Revellers have lined the streets for London’s New Year’s Day Parade to help welcome in 2023.

Entertainers from across the globe brought a colourful carnival of culture to the West End as the event moved from Piccadilly to Parliament Square for the first time since 2020 due to the pandemic.

The three-and-a-half-hour parade – dubbed by Toploader, one of the bands making an appearance, as the “perfect hangover cure” – features more than 8,000 performers in 70 performance groups.

Performers during the New Year’s Day Parade in London Credit: Victoria Jones/PA

Bob Bone, founder of the London’s New Year’s Day Parade, has helped turn it into an annual tradition since the inaugural parade in 1987.
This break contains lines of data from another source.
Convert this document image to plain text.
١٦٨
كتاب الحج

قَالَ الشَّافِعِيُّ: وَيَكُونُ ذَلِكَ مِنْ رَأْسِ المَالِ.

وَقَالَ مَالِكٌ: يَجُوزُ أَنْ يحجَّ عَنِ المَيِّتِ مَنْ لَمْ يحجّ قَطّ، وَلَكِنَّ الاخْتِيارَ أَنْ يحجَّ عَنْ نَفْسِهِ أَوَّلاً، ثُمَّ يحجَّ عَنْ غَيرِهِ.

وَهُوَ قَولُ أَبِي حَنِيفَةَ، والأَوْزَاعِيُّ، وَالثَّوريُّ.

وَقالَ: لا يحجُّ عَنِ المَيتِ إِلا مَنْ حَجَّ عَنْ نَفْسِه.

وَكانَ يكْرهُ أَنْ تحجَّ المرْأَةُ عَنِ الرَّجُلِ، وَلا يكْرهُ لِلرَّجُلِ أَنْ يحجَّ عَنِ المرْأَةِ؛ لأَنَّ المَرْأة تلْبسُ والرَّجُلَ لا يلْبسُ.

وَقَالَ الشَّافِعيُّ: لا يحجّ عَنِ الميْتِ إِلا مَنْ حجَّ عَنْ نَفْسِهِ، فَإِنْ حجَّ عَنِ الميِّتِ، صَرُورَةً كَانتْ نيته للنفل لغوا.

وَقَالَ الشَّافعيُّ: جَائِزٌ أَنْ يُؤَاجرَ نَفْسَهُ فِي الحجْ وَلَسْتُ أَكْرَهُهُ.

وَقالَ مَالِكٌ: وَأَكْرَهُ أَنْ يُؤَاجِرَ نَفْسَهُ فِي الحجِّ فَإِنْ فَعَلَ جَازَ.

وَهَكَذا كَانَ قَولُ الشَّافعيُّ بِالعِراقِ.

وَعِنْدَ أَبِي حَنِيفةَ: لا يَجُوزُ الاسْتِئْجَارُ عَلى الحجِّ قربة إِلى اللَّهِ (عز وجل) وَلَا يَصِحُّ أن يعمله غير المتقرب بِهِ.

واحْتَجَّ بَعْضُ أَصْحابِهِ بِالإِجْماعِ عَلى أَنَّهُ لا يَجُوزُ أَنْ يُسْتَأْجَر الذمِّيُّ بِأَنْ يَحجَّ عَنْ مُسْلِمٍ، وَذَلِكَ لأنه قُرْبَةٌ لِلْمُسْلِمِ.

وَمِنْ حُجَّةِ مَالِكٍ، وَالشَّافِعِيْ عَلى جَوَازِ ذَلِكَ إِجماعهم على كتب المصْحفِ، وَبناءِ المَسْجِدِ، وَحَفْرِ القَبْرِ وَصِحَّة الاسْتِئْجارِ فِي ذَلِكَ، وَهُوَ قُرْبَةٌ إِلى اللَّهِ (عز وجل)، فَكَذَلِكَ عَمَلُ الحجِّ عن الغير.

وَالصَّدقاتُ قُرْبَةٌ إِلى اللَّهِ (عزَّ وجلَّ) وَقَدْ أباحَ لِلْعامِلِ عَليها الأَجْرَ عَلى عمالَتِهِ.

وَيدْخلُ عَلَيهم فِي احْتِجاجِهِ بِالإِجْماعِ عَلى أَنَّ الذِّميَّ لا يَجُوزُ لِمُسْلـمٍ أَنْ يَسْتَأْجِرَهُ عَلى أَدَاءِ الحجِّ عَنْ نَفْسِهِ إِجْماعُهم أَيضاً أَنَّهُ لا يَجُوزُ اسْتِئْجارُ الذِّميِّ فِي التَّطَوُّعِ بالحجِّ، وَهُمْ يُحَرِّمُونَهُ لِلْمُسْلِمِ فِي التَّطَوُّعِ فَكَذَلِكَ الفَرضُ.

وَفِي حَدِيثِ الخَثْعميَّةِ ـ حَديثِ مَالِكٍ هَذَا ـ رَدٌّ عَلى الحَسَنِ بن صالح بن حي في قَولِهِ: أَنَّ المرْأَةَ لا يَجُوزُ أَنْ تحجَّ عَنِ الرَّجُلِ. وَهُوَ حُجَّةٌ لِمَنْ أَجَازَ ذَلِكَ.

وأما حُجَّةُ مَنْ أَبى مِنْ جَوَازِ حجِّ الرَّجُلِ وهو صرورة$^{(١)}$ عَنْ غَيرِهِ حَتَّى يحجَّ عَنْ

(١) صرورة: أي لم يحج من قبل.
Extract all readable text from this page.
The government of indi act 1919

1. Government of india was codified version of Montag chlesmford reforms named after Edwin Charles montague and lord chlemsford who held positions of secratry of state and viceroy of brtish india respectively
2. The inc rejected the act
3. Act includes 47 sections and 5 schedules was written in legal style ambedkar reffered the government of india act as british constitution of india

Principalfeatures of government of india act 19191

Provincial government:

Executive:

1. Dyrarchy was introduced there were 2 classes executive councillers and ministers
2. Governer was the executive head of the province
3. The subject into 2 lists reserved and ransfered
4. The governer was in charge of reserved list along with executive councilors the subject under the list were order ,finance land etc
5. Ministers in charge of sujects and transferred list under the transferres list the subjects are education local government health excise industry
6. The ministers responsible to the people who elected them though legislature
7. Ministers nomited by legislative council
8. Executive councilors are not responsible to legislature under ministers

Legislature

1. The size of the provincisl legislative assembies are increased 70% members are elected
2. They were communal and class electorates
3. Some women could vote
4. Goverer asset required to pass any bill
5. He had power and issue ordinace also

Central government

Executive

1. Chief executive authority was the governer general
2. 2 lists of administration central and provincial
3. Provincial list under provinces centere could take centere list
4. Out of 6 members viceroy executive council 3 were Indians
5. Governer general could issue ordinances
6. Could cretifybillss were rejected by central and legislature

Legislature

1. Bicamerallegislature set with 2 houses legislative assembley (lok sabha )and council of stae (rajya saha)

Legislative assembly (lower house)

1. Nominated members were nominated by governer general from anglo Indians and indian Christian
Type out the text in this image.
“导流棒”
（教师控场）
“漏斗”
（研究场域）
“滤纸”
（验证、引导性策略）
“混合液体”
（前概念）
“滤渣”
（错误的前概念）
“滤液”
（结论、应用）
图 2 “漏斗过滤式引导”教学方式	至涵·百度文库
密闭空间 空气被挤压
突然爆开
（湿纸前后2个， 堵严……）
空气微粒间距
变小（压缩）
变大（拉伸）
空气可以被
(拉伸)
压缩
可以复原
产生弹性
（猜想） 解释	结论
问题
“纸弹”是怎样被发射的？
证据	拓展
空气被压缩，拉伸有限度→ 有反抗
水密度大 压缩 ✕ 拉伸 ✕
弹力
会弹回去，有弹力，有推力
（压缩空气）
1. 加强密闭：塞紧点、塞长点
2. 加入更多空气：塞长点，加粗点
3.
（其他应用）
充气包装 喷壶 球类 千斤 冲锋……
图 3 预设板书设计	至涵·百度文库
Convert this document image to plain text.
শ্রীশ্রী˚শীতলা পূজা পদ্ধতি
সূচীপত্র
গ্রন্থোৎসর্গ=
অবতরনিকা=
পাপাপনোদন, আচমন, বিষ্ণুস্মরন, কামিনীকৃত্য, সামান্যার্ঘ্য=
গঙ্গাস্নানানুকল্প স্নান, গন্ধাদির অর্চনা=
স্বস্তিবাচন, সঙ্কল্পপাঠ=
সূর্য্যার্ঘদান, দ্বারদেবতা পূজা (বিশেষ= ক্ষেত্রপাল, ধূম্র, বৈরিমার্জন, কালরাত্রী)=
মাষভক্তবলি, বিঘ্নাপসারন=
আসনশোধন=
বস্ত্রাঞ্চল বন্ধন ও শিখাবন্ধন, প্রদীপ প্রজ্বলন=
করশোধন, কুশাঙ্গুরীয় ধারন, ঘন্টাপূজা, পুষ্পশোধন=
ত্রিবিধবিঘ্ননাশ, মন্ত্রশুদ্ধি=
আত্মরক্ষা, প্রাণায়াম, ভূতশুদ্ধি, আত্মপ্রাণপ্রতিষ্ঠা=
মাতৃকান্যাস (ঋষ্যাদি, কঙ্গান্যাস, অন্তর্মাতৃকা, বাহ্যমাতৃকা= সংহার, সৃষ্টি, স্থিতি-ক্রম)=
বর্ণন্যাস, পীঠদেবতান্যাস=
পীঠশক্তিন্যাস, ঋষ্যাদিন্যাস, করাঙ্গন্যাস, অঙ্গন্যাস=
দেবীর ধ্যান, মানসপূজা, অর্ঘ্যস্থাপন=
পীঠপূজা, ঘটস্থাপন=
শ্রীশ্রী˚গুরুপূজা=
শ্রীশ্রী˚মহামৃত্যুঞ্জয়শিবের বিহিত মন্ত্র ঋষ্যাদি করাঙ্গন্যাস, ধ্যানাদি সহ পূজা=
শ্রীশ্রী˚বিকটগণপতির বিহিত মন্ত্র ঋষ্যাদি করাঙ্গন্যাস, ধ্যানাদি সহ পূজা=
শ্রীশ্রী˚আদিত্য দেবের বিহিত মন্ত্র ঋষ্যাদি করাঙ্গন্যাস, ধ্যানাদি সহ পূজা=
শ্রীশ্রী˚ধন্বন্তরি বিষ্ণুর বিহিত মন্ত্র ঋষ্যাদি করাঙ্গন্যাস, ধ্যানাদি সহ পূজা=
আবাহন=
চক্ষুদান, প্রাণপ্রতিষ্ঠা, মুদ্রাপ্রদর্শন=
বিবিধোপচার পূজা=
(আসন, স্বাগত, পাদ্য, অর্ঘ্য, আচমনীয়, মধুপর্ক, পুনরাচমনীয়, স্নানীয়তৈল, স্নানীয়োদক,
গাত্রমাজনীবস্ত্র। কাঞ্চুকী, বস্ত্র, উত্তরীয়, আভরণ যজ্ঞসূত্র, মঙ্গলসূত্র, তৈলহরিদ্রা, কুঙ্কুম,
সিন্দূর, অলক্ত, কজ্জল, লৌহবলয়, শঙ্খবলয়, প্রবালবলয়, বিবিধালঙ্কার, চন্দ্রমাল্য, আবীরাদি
This year’s event is filled with marching bands, cheerleaders, pearly kings and queens, dancers, drummers, cycling clubs and giant balloons.

Mr Bone said: “This year the parade is back to its brilliant best.

“We are delighted to see that so many performers have travelled from around the world.

Some of the colourful acts taking part in the New Year’s Day Parade Credit: Victoria Jones/PA

“This is the first mass gathering of the parade since Covid. This is the first time since 2020 we have had a parade.

“It is amazing. It is what we do. It is what we love and it gives London this incredible opportunity to showcase itself to the world, to give the world a wave and say ‘come on over’.”

Apart from the 500,000 people who turn out to see the event in person, the parade is also watched on TV by more than 500,000,000 annually, according to the organisers.

A performer in a Paddington Bear costume and an act from Peru Credit: Victoria Jones/PA

There are about 20 nations represented among the acts – including an El Salvadorian band who travelled from the rain forest, plus performers from China, Peru, Colombia, Brazil and others from the US, UK and Europe.

Mr Bone said: “It is a hugely cosmopolitan carnival. It’s culture, colour and terrific fun.”

It has “raised billions for London and the UK as a whole” over the years, along with £2 million for London charities, the organisers said.